The next thing I did after I tried to read the letter was kneel down beside her and take hold of her hand. I ran my hand over hers and kept telling her she was going to be okay. For both of our sakes, I was hoping I was right.
Time seemed to freeze while we waited for the first responders to arrive. The police were the first to arrive on the scene, with a response time of three minutes. The ambulance arrived shortly after. As she was being put into the back of the ambulance, several of her neighbours came out to see what all the ruckus was about. Shortly after, she was transported to the hospital. I wasn’t too far behind the ambulance, following in a car. This memory is one of the skeletons in my closet.
I have tried suppressing this memory for quite a while. It has consumed me and I feel trapped by it at times. One of the things that I have learnt is that you have to face the memories that consume us. Dealing with a bad memory, instead of repressing, allows you to break free from the cage that they keep you in. Memories are like a ghost from the past: they haunt me.
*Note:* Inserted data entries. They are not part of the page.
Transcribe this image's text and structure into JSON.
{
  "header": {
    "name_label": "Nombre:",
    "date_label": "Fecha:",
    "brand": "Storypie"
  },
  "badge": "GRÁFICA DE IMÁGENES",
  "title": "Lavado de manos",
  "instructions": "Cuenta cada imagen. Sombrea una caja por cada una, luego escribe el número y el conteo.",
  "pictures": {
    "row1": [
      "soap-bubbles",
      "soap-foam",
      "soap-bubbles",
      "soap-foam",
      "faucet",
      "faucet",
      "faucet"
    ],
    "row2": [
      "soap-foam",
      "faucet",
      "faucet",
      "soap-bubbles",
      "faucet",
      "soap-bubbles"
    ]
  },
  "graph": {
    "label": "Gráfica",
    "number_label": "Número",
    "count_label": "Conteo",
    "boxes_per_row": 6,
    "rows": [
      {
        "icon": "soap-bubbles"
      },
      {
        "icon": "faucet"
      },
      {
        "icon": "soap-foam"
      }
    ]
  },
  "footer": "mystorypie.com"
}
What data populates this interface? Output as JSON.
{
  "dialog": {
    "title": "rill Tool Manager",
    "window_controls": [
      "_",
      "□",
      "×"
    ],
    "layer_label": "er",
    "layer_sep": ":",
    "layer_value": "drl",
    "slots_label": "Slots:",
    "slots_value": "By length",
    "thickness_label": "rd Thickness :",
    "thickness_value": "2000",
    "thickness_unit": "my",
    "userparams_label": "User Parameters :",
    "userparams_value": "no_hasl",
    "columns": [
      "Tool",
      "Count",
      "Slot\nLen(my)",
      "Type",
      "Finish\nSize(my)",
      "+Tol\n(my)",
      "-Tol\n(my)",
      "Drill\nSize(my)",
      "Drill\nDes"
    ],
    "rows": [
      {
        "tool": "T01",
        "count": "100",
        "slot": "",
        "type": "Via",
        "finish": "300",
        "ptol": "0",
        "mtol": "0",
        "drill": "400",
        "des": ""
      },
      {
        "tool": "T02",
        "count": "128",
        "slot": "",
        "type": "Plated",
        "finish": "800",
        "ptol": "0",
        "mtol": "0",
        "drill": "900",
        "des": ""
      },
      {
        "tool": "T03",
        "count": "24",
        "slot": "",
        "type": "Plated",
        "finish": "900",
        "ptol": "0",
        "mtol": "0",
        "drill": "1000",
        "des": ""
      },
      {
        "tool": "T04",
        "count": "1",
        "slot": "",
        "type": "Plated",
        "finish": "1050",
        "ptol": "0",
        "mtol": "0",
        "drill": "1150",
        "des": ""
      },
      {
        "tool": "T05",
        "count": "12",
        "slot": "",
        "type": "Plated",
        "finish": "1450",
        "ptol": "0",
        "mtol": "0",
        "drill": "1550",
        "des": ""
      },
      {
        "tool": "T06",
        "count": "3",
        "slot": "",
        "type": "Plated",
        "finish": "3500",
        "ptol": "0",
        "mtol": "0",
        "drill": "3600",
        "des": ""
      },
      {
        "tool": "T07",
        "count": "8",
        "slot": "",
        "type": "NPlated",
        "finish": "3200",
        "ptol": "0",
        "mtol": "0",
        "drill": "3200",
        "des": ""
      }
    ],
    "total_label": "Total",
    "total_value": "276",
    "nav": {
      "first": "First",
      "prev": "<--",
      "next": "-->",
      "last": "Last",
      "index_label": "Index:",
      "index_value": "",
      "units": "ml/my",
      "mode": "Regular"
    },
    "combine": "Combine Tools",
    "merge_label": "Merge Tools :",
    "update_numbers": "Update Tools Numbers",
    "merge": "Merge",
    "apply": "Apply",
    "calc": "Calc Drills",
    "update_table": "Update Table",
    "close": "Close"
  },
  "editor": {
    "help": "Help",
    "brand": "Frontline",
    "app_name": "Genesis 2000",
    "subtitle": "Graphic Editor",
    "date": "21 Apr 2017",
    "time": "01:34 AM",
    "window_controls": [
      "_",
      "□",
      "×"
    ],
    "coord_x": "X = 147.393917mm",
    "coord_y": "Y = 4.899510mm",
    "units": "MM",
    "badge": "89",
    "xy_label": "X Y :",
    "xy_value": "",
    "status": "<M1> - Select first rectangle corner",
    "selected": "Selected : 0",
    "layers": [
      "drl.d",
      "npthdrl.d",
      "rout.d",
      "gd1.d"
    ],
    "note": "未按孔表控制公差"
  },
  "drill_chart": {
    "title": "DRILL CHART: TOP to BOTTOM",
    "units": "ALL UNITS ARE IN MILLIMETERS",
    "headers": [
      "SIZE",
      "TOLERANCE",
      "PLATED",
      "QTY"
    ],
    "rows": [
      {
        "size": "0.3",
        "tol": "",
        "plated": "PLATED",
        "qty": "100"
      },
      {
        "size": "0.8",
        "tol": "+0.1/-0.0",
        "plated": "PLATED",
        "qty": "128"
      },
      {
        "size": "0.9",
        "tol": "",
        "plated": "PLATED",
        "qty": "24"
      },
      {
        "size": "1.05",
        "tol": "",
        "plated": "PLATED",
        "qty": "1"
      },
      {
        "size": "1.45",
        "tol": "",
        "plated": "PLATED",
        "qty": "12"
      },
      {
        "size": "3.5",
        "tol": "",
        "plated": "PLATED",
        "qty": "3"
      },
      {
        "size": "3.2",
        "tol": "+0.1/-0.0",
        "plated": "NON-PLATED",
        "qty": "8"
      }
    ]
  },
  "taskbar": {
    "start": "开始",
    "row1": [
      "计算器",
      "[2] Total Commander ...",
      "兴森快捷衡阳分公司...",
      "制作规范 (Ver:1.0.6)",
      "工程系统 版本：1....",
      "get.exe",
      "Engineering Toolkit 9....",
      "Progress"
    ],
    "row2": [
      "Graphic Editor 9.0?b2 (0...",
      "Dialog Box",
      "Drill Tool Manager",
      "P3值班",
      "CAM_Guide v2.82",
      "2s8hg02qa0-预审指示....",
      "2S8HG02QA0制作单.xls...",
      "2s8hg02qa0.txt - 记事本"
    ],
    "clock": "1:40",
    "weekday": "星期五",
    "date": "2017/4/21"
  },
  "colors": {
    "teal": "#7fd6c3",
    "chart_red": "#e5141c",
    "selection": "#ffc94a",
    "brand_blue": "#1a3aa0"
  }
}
have kept two versions of this essay since I first read it in 2014 to remind myself that people love me. That people care. And that my death would start a domino affect of hurting the people I love—a scar that I would have left on them for eternity.
In the moment, I was extremely angry with my friend. I didn’t get why she wouldn’t just let me go, even as I on the ground begging her to just let me die. I can’t thank her enough for ignoring what I wanted and giving me what I needed: a chance at a fresh start of life and an awareness of the impacts of mental illness.
This is why Bell Let’s Talk Day is important to me. I hope (and beg) that you take time tomorrow to support this cause. It doesn’t take long.